About half the world's production of pigments for paints involves the formation of white TiO2. It is made on a large scale by the chloride process , starting with ores containing only small amounts of rutile, TiO2. The ore is treated with chlorine and carbon. this produces TiCl4 and gaeseous product according to the following equation:
3TiO2(s)+ 4C(s)+ 6Cl2(g)--> 3TiCl4(l)+ 2CO2(g)+ 2CO(g)
the titanium(IV)chloride is then converted into titanium(IV)oxide of high purity
TiCl4(l)+ O2(g)--> TiO2(s)+ 2Cl2(g)
suppose the first process can be carried out with 70.0% yield and then second one with 93.0% yield. How many kilograms of TiO2 could be produced starting with 1.00metric ton (1.00x10^6g)of an ore that is 0.75% rutile TiO2?
Here is a worked example of a stoichiometry problem Your problem has two such problems in it (or you can combine the two if you wish).
http://www.jiskha.com/science/chemistry/stoichiometry.html
Convert 1 metric ton to grams ore then to grams TiO2 (using the 0.75% in the ore), then to g TiCl4 (using the 70%%) and finally to TiO2 final product (using the 93.0%). Post your work if you get stuck.
i converted the 1metric ton to grams but then how to i convert it to grams of TiO2(using the 0.75% in the ore)
To determine the amount of TiO2 that could be produced starting with 1.00 metric ton (1.00 x 10^6g) of ore, we need to follow these steps:
1. Calculate the mass of rutile TiO2 in the ore:
Mass of ore = 1.00 metric ton = 1.00 x 10^6 g
Percentage of rutile TiO2 in the ore = 0.75%
Mass of rutile TiO2 = (Percentage of rutile TiO2 / 100) x Mass of ore
= (0.75 / 100) x 1.00 x 10^6 g
2. Calculate the molar mass of TiO2:
Molar mass of TiO2 = Atomic mass of Ti + 2 x Atomic mass of O
= 47.87 g/mol + 2 x 16.00 g/mol
= 79.87 g/mol
3. Calculate the number of moles of rutile TiO2:
Number of moles = Mass / Molar mass
= Mass of rutile TiO2 / Molar mass
4. Determine the theoretical yield of TiO2 from the first process:
The first process has a 70.0% yield, so multiply the number of moles of rutile TiO2 by 70.0/100 to get the moles of TiO2 produced.

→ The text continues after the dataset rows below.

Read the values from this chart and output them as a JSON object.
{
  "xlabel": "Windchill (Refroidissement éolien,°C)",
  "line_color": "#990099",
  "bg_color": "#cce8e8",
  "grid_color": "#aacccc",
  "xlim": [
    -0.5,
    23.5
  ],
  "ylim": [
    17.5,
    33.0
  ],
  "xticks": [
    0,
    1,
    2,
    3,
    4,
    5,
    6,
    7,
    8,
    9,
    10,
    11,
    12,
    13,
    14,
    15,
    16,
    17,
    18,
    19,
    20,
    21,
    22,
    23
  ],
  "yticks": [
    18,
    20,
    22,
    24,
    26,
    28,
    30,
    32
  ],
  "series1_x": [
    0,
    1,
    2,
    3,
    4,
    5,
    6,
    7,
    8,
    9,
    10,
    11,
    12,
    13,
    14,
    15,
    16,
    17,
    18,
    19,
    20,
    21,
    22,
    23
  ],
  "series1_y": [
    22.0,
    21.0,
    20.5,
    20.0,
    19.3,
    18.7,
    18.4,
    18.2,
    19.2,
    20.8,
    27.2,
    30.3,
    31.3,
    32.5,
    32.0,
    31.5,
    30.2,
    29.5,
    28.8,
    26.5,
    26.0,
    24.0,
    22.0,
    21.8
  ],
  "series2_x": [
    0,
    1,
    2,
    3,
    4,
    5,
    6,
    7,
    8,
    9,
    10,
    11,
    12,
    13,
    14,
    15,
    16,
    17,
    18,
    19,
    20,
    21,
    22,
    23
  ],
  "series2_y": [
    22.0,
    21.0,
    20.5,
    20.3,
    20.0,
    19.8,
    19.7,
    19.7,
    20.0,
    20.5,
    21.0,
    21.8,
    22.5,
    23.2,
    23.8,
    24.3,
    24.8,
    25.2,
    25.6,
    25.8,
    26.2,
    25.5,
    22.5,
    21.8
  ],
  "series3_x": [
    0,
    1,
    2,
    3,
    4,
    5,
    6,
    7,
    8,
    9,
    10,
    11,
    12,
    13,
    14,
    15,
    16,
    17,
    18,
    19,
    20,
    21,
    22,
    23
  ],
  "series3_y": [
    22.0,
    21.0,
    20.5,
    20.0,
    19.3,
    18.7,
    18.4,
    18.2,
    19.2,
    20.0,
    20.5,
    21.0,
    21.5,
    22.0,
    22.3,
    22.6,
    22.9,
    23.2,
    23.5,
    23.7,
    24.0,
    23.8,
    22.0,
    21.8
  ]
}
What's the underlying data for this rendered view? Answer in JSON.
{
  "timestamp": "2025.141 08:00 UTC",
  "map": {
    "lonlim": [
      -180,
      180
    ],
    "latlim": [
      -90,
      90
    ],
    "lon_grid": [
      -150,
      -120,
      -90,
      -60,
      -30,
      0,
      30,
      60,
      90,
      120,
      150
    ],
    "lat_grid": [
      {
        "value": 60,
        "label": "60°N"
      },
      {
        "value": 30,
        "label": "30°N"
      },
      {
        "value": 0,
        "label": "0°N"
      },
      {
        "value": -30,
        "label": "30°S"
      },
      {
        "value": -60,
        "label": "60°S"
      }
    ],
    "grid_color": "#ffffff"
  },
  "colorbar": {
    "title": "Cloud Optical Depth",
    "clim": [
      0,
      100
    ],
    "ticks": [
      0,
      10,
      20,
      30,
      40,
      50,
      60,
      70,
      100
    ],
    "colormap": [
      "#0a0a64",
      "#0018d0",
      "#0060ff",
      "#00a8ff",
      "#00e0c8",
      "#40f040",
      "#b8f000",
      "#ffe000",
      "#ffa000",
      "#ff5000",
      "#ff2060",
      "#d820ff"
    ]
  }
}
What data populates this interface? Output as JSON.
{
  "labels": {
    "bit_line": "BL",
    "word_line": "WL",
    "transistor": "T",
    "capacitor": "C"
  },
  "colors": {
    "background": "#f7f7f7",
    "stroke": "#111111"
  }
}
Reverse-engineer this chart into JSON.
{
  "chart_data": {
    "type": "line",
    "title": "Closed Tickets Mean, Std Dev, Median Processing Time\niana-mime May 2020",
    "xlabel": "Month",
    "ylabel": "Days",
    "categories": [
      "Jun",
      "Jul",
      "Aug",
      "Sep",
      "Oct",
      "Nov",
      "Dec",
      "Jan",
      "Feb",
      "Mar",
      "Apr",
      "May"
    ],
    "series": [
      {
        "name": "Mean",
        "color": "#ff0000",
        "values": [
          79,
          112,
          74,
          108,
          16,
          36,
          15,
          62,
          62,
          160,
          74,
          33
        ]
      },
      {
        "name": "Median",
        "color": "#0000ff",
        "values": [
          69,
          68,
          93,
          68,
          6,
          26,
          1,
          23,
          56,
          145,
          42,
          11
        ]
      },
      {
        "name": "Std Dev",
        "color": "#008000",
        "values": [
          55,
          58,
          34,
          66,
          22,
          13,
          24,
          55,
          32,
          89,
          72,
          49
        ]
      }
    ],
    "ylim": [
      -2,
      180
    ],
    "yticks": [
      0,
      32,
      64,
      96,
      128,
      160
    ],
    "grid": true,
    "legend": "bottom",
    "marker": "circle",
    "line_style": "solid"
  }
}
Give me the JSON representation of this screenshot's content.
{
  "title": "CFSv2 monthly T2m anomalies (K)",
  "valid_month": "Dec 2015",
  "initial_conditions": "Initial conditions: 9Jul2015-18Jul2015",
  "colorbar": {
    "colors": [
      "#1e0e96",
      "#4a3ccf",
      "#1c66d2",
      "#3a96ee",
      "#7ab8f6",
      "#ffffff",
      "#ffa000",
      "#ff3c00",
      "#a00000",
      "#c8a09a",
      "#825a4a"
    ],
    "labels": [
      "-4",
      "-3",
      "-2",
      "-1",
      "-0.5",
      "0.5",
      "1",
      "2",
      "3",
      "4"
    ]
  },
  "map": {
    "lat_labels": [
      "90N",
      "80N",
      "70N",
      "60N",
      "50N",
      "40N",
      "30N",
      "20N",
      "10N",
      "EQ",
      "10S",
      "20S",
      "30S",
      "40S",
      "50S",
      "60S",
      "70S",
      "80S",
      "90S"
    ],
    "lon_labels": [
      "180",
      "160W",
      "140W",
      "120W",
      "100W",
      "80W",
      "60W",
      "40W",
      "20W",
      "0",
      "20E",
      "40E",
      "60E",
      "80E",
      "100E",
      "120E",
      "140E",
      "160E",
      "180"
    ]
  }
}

5. Convert the moles of TiO2 to grams:
Mass of TiO2 = Moles of TiO2 x Molar mass
6. Determine the yield of TiO2 from the second process:
The second process has a 93.0% yield, so multiply the mass of TiO2 by 93.0/100 to get the final mass of TiO2 produced.
Now, let's calculate the mass of TiO2 that could be produced:
Mass of rutile TiO2 = (0.75 / 100) x 1.00 x 10^6 g = 7500 g
Number of moles of rutile TiO2 = Mass of rutile TiO2 / Molar mass
= 7500 g / 79.87 g/mol ≈ 93.84 mol
Theoretical yield of TiO2 from the first process = Number of moles of rutile TiO2 x 70.0/100
≈ 93.84 mol x 0.70 ≈ 65.69 mol
Mass of TiO2 = Moles of TiO2 x Molar mass
= 65.69 mol x 79.87 g/mol ≈ 5249 g
Final yield of TiO2 from the second process = Mass of TiO2 x 93.0/100
≈ 5249 g x 0.93 ≈ 4879.57 g ≈ 4.88 kg
Therefore, starting with 1.00 metric ton of ore that is 0.75% rutile TiO2, approximately 4.88 kg of TiO2 could be produced.